Glansrijk behoud van monumenten. Authentieke lijnolieverf modern toegepast.
Licht de eigenaar beter voor en leer de gezelschilders in opleiding met lijnolie werken. Werk aan de verwachtingen van lijnolieverf!
Dit is het verslag van de presentatie door Emile Goossens (Rolsma Lijnolieverven B.V.) op het kleurhistorisch platform van 13 oktober 2016
Kunnen we het traditionele vakmanschap van de toenmalige huisschilder evenaren met nieuwerwetse verftechnologie. De gepromoveerd technisch natuurkundige Emile Goossens[i] geeft een verhandeling over de uitdagingen die daar bij komen kijken. Voor het platform is hij gevraagd om te vertellen over hoe de verfindustrie thans omgaat met matte en glanzende verven.
Emile Goossens houdt zich onder andere bezig met schimmelgroei op verven, hoe je die op milieuvriendelijke manier kunt tegengaan. Hij geeft het voorbeeld van zinkwit. Het zit in zinkzalf voor babybilletjes, zonder gevarensymbolen, op een verfpot met zinkwit staan die wel.
Rolsma lijnolieverven is nu onderdeel van de firma Anker Stuy verven. Kees Rolsma werkte als schilder tussen 1960-2010. De traditionele ambachtsman Rolsma verkocht zijn fabriek aan gebroeders van der Geest, moderne ondernemers. Sinds 1896 bestaat het familiebedrijf Stuy. Verffabrikant bij ’t Anker in Steenwijk. Richt zich op ‘business to business’ en zogenaamde bio-based lijnolieverf.

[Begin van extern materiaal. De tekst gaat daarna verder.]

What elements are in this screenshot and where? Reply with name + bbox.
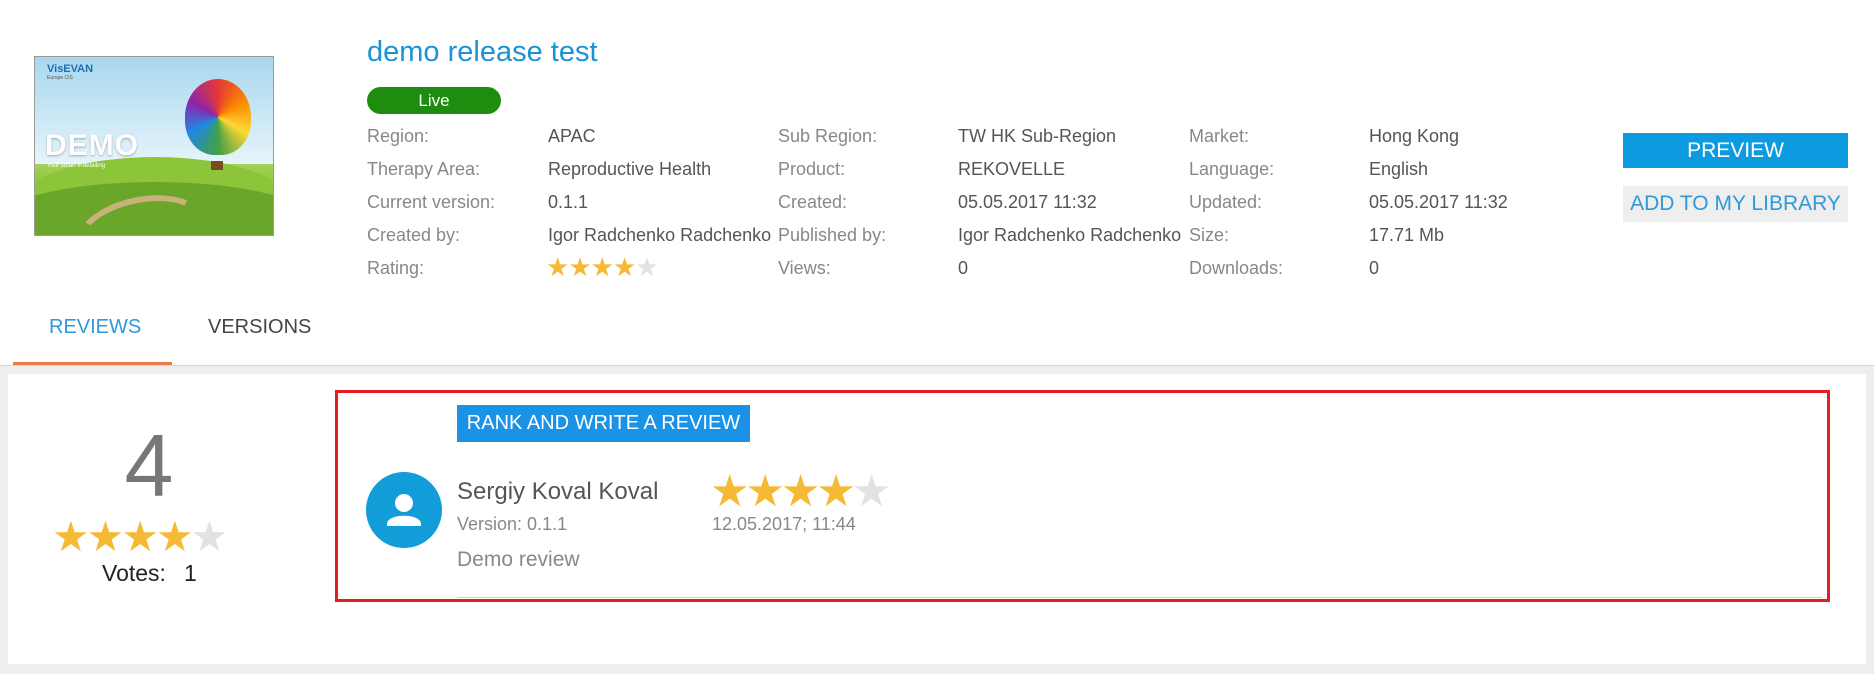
- tab-versions[interactable]: VERSIONS: [208, 316, 311, 339]
- therapy-area-label: Therapy Area:: [367, 159, 481, 179]
- current-version-label: Current version:: [367, 192, 496, 212]
- star-filled-icon: ★: [568, 252, 591, 282]
- current-version-value: 0.1.1: [548, 192, 589, 212]
- views-value: 0: [958, 258, 969, 278]
- review-date: 12.05.2017; 11:44: [712, 514, 856, 534]
- size-value: 17.71 Mb: [1369, 225, 1445, 245]
- market-value: Hong Kong: [1369, 126, 1460, 146]
- review-author: Sergiy Koval Koval: [457, 478, 659, 505]
- thumbnail-logo: VisEVAN Europe CIS: [47, 63, 94, 81]
- star-filled-icon: ★: [816, 467, 856, 516]
- created-by-label: Created by:: [367, 225, 461, 245]
- star-filled-icon: ★: [710, 467, 750, 516]
- rating-label: Rating:: [367, 258, 425, 278]
- published-by-label: Published by:: [778, 225, 887, 245]
- votes-label: Votes:: [102, 560, 166, 586]
- updated-label: Updated:: [1189, 192, 1263, 212]
- star-filled-icon: ★: [780, 467, 821, 516]
- language-value: English: [1369, 159, 1429, 179]
- star-filled-icon: ★: [121, 513, 159, 560]
- review-divider: [457, 597, 1822, 598]
- page-title: demo release test: [367, 36, 598, 68]
- review-version: Version: 0.1.1: [457, 514, 568, 534]
- user-icon: [387, 494, 421, 526]
- star-filled-icon: ★: [612, 252, 636, 282]
- thumbnail-tagline: Your smart e-detailing: [47, 163, 106, 169]
- language-label: Language:: [1189, 159, 1275, 179]
- star-empty-icon: ★: [851, 467, 892, 516]
- add-to-library-button[interactable]: ADD TO MY LIBRARY: [1623, 186, 1848, 222]
- downloads-value: 0: [1369, 258, 1380, 278]
- updated-value: 05.05.2017 11:32: [1369, 192, 1508, 212]
- product-value: REKOVELLE: [958, 159, 1066, 179]
- star-filled-icon: ★: [590, 252, 614, 282]
- star-empty-icon: ★: [635, 252, 658, 282]
- asset-thumbnail[interactable]: VisEVAN Europe CIS DEMO Your smart e-deta…: [34, 56, 274, 236]
- balloon-basket-image: [211, 161, 223, 170]
- active-tab-indicator: [13, 362, 172, 365]
- sub-region-value: TW HK Sub-Region: [958, 126, 1117, 146]
- created-by-value: Igor Radchenko Radchenko: [548, 225, 772, 245]
- preview-button[interactable]: PREVIEW: [1623, 133, 1848, 168]
- star-empty-icon: ★: [190, 513, 229, 560]
- region-label: Region:: [367, 126, 430, 146]
- star-filled-icon: ★: [52, 513, 90, 560]
- hot-air-balloon-image: [185, 79, 251, 155]
- published-by-value: Igor Radchenko Radchenko: [958, 225, 1182, 245]
- asset-header: [0, 0, 1874, 366]
- created-label: Created:: [778, 192, 848, 212]
- rank-and-write-review-button[interactable]: RANK AND WRITE A REVIEW: [457, 405, 750, 442]
- votes-count: 1: [184, 560, 197, 586]
- average-rating-stars: ★ ★ ★ ★ ★: [52, 512, 229, 561]
- review-text: Demo review: [457, 548, 580, 571]
- average-rating: 4: [124, 416, 174, 515]
- size-label: Size:: [1189, 225, 1230, 245]
- status-badge: Live: [367, 87, 501, 114]
- views-label: Views:: [778, 258, 831, 278]
- star-filled-icon: ★: [86, 513, 125, 560]
- star-filled-icon: ★: [745, 467, 785, 516]
- product-label: Product:: [778, 159, 846, 179]
- tab-reviews[interactable]: REVIEWS: [49, 316, 141, 339]
- star-filled-icon: ★: [546, 252, 569, 282]
- downloads-label: Downloads:: [1189, 258, 1284, 278]
- therapy-area-value: Reproductive Health: [548, 159, 712, 179]
- sub-region-label: Sub Region:: [778, 126, 878, 146]
- rating-stars: ★ ★ ★ ★ ★: [546, 252, 659, 283]
- avatar: [366, 472, 442, 548]
- region-value: APAC: [548, 126, 596, 146]
- market-label: Market:: [1189, 126, 1250, 146]
- created-value: 05.05.2017 11:32: [958, 192, 1097, 212]
- review-rating-stars: ★ ★ ★ ★ ★: [710, 466, 892, 517]
- star-filled-icon: ★: [155, 513, 194, 560]
- thumbnail-heading: DEMO: [45, 129, 139, 162]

Onderneming van het jaar voor innovatie en duurzaamheid.
In de praktijk, zegt Emile Goossens, staat lijnolie gelijk aan ‘monumentenverven’. Het onderwerp van het platform behandelt hij aan de hand van vijf vragen uit het veld door schilders over mat en glans worden gesteld en hoe ze daar in de fabriek mee omgaan.
- Verf met dezelfde glans als het bestaande werk
Voor Paleis Het Loo zocht de schilder die een onderdeel van het interieur moest bijwerken een verf met dezelfde glansgraad als een aangrenzend paneel dat intact was. Emile Goossens’ advies was om de glans van het oude werk niet exact na te maken. De glansgraad van verf loopt altijd terug, zowel van het oude werk als van het nieuwe werk. Beide verven doen dat ook nog op eigen wijze.
Hoe glans wordt gecreëerd geeft Emile Goossens niet direct een antwoord op. Wel vertelt hij hoe meer vulstoffen en pigmenten, hoe minder de glans. De vaste deeltjes komen boven het oppervlak van het bindmiddel te liggen en het licht verstrooien, waardoor optisch de glans afneemt.
Goossens vertelt dat mensen zich niet realiseren dat in de eerste weken dat lijnolie droogt de verf zuurstof uit de lucht opneemt en er sprake is van volumetoename. Die volumetoename zorgt voor een afwijking in glansgraad, vaak precies op het moment dat de inspectie wordt gedaan. Het fenomeen is al lang bekend, zoals blijkt uit een grafiek uit de publicatie van Dr. Alexander Eibner (1920).[1]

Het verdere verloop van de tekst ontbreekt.